Но - приказ или просьба, на испуг нас стихии берут или на жалость, ненадежны никакие: ни христианские, ни гражданские, ни иные подходы. К искусству подхода нет, ибо оно захват. (Пока ты еще подходишь - оно уже захватило.) Пример. Борис Пастернак в полной чистоте сердца, обложившись всеми материалами, пишет, списывает с жизни - вплоть до ее оплошностей! - Лейтенанта Шмидта, а главное действующее лицо у него - деревья на митинге. Над пастернаковской площадью они - главари. Что бы Пастернак ни писал - всегда стихии, а не лица, как в «Потемкине» море, а не матросы. Слава Пастернаку (человеческой совести Бориса) за матросов и слава морю, слава дару - за море, то ненасытное море, которому всех наших глоток мало и которое нас со всеми нашими повестями и совестями - всегда покроет. Посему, если хочешь служить Богу или людям, вообще хочешь служить, делать дело добра, поступай в Армию Спасения или еще куда-нибудь - и брось стихи. Если же песенный твой дар неистребим, не льсти себя надеждой, что - служишь, даже по завершении Ста Пятидесяти Миллионов. Это только твой песенный дар тебе послужил, завтра ты ему послужишь, то есть будешь отброшен им за тридевять земель или небес от поставленной цели.
Всю свою звонкую силу поэта
Если есть в этой жизни самоубийство, оно не там, где его видят, и длилось оно не спуск курка, а двенадцать лет жизни. Никакой державный цензор так не расправлялся с Пушкиным, как Владимир Маяковский с самим собой. Если есть в этой жизни самоубийство, оно не одно, их два, и оба не самоубийства, ибо первое - подвиг, второе - праздник. Превозможение природы и прославление природы. Прожил как человек и умер как поэт.

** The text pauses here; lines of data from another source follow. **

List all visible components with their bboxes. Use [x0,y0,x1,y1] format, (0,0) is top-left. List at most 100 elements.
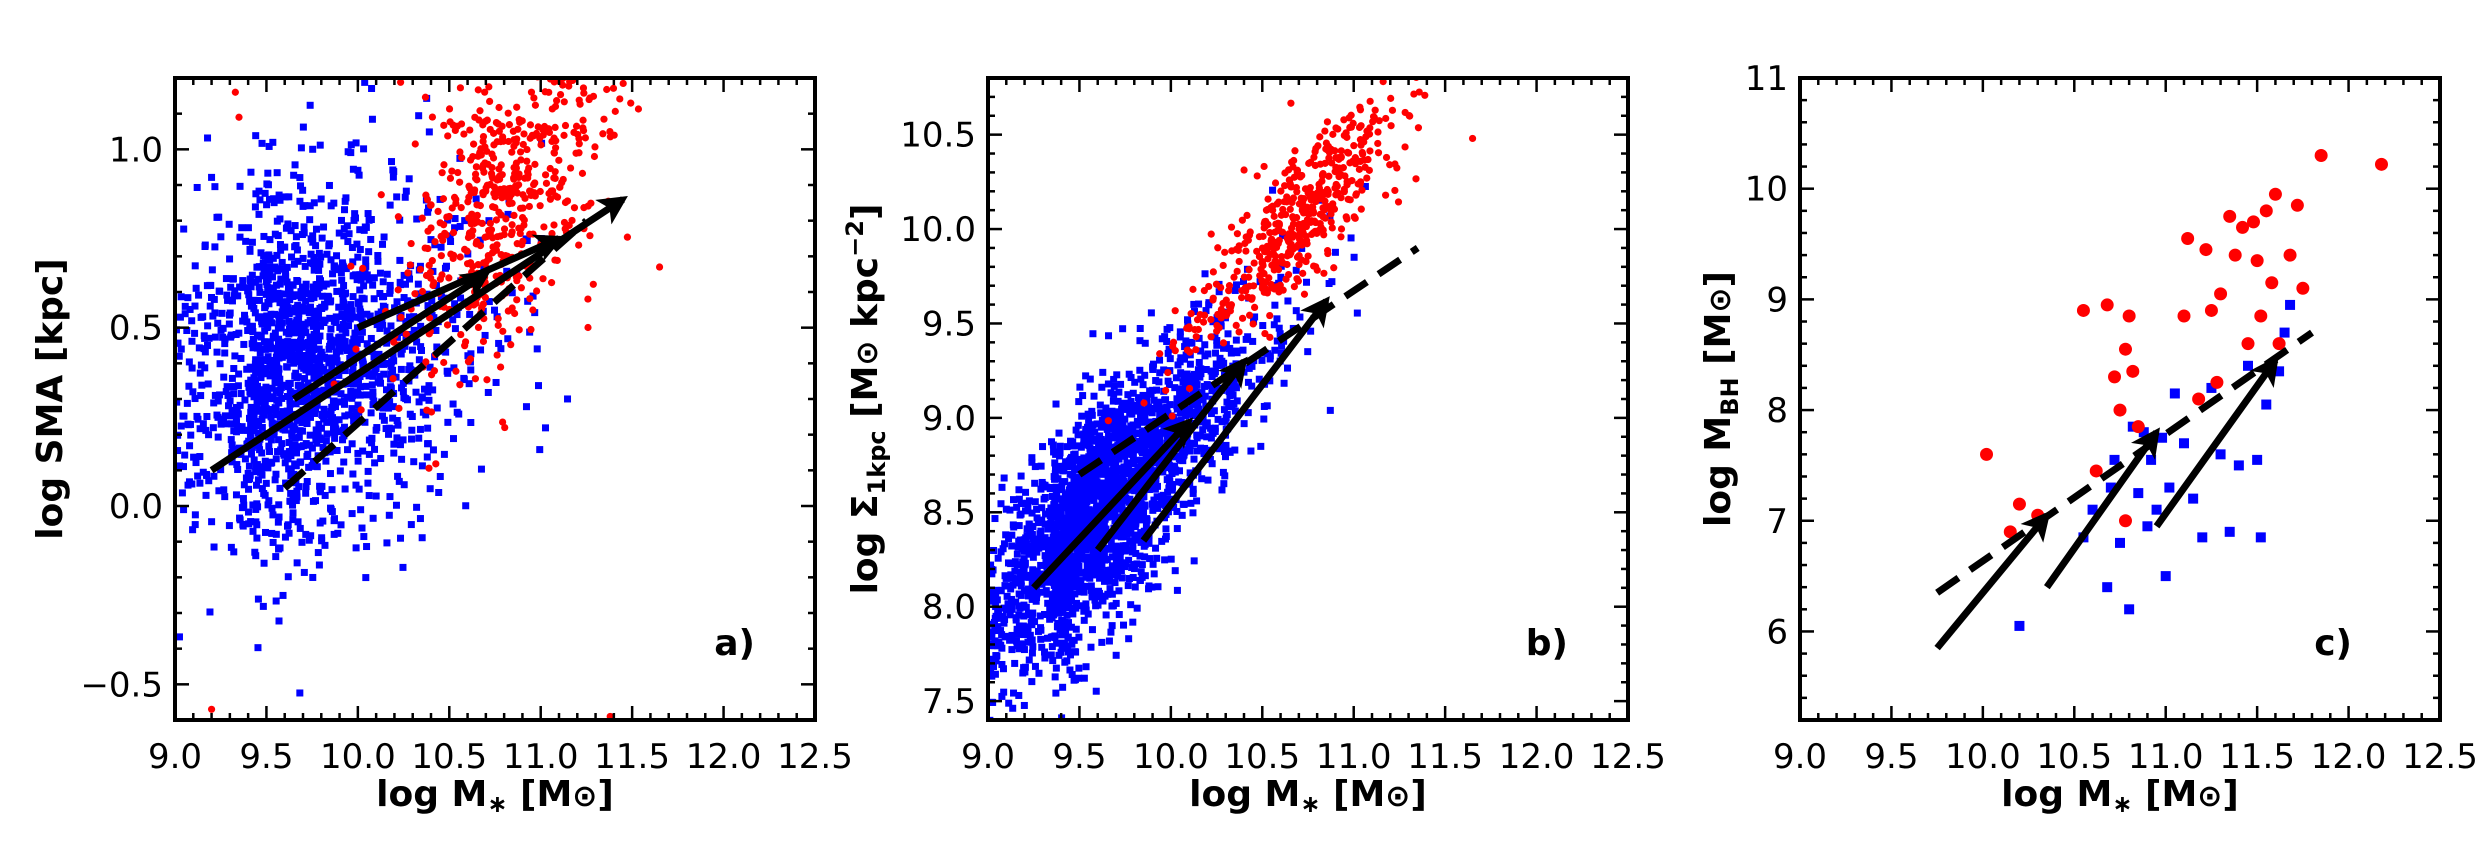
panel-b-late-type-point [1025,589,1033,597]
panel-b-late-type-point [1115,611,1123,619]
panel-b-late-type-point [1180,451,1188,459]
panel-a-early-type-point [627,99,635,107]
panel-a-late-type-point [268,290,276,298]
panel-a-late-type-point [365,436,373,444]
panel-a-early-type-point [555,156,563,164]
panel-b-late-type-point [1137,568,1145,576]
panel-b-late-type-point [1188,400,1196,408]
panel-b-late-type-point [1002,606,1010,614]
panel-b-late-type-point [1055,565,1063,573]
panel-a-late-type-point [376,269,384,277]
panel-a-late-type-point [269,334,277,342]
panel-a-late-type-point [381,303,389,311]
panel-a-late-type-point [314,258,322,266]
panel-b-late-type-point [1054,589,1062,597]
panel-a-early-type-point [547,187,555,195]
panel-b-late-type-point [1220,406,1228,414]
panel-b-late-type-point [1146,404,1154,412]
panel-a-early-type-point [483,181,491,189]
panel-b-late-type-point [1016,511,1024,519]
panel-a-late-type-point [236,233,244,241]
panel-b-late-type-point [1067,512,1075,520]
panel-b-late-type-point [1149,447,1157,455]
panel-a-early-type-point [517,32,524,39]
panel-a-early-type-point [449,229,458,237]
panel-b-late-type-point [1090,392,1098,400]
panel-b-late-type-point [1113,484,1121,492]
panel-a-late-type-point [302,530,310,538]
panel-b-late-type-point [1107,628,1115,636]
panel-a-early-type-point [456,178,464,186]
panel-a-late-type-point [307,532,315,540]
panel-a-late-type-point [425,128,433,136]
panel-a-late-type-point [407,521,415,529]
panel-a-early-type-point [586,94,594,102]
panel-a-late-type-point [305,463,313,471]
panel-b-late-type-point [1125,400,1133,408]
panel-a-late-type-point [277,383,285,391]
panel-a-late-type-point [210,543,218,551]
panel-b-late-type-point [1135,407,1143,415]
panel-b-late-type-point [1126,495,1134,503]
panel-a-late-type-point [294,415,302,423]
panel-b-late-type-point [1184,316,1192,324]
panel-a-early-type-point [456,148,464,156]
panel-a-late-type-point [415,398,423,406]
panel-b-late-type-point [988,628,993,636]
panel-a-late-type-point [400,481,408,489]
panel-a-late-type-point [290,260,298,268]
panel-b-late-type-point [1081,513,1089,521]
panel-b-late-type-point [1271,346,1279,354]
panel-b-late-type-point [1219,468,1227,476]
panel-b-late-type-point [1000,688,1008,696]
panel-b-late-type-point [1017,500,1025,508]
panel-a-late-type-point [203,413,211,421]
panel-b-late-type-point [1007,585,1015,593]
panel-b-late-type-point [1015,691,1023,699]
panel-b-late-type-point [1058,479,1066,487]
panel-a-late-type-point [221,340,229,348]
panel-a-late-type-point [426,485,434,493]
panel-a-late-type-point [214,433,222,441]
panel-a-late-type-point [358,328,366,336]
panel-b-late-type-point [1231,407,1239,415]
panel-a-late-type-point [267,413,275,421]
panel-b-late-type-point [1111,571,1119,579]
panel-b-late-type-point [1045,578,1053,586]
panel-a-late-type-point [272,470,280,478]
panel-a-late-type-point [339,303,347,311]
panel-b-late-type-point [988,586,996,594]
panel-a-late-type-point [338,312,346,320]
panel-a-late-type-point [308,339,316,347]
panel-b-late-type-point [1028,530,1036,538]
panel-b-late-type-point [1129,389,1137,397]
panel-a-late-type-point [385,430,393,438]
panel-a-late-type-point [388,358,396,366]
panel-a-late-type-point [177,345,185,353]
panel-b-late-type-point [1063,611,1071,619]
panel-b-late-type-point [1045,508,1053,516]
panel-a-late-type-point [352,313,360,321]
panel-b-late-type-point [1087,569,1095,577]
panel-a-late-type-point [226,255,234,263]
panel-b-late-type-point [1017,582,1025,590]
panel-b-late-type-point [1076,494,1084,502]
panel-b-late-type-point [1012,616,1020,624]
panel-b-late-type-point [1132,430,1140,438]
panel-b-early-type-point [1337,147,1345,155]
panel-a-late-type-point [288,281,296,289]
panel-a-late-type-point [291,243,299,251]
panel-b-early-type-point [1227,223,1236,231]
panel-a-late-type-point [269,254,277,262]
panel-a-early-type-point [546,195,555,203]
panel-a-late-type-point [349,293,357,301]
panel-a-early-type-point [436,275,444,283]
panel-a-early-type-point [599,130,607,138]
panel-a-early-type-point [602,59,609,66]
panel-a-late-type-point [326,314,334,322]
panel-a-late-type-point [348,394,356,402]
panel-a-early-type-point [581,134,589,142]
panel-b-late-type-point [1116,449,1124,457]
panel-a-late-type-point [327,297,335,305]
panel-a-late-type-point [342,289,350,297]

И зная это, в полном разуме и твердой памяти расписашись в этом, в не менее полном и не менее твердой утверждаю, что ни на какое другое дело своего не променяла бы. Зная большее, творю меньшее. Посему мне прощенья нет. Только с таких, как я, на Страшном суде совести и спросится. Но если есть Страшный суд слова - на нем я чиста.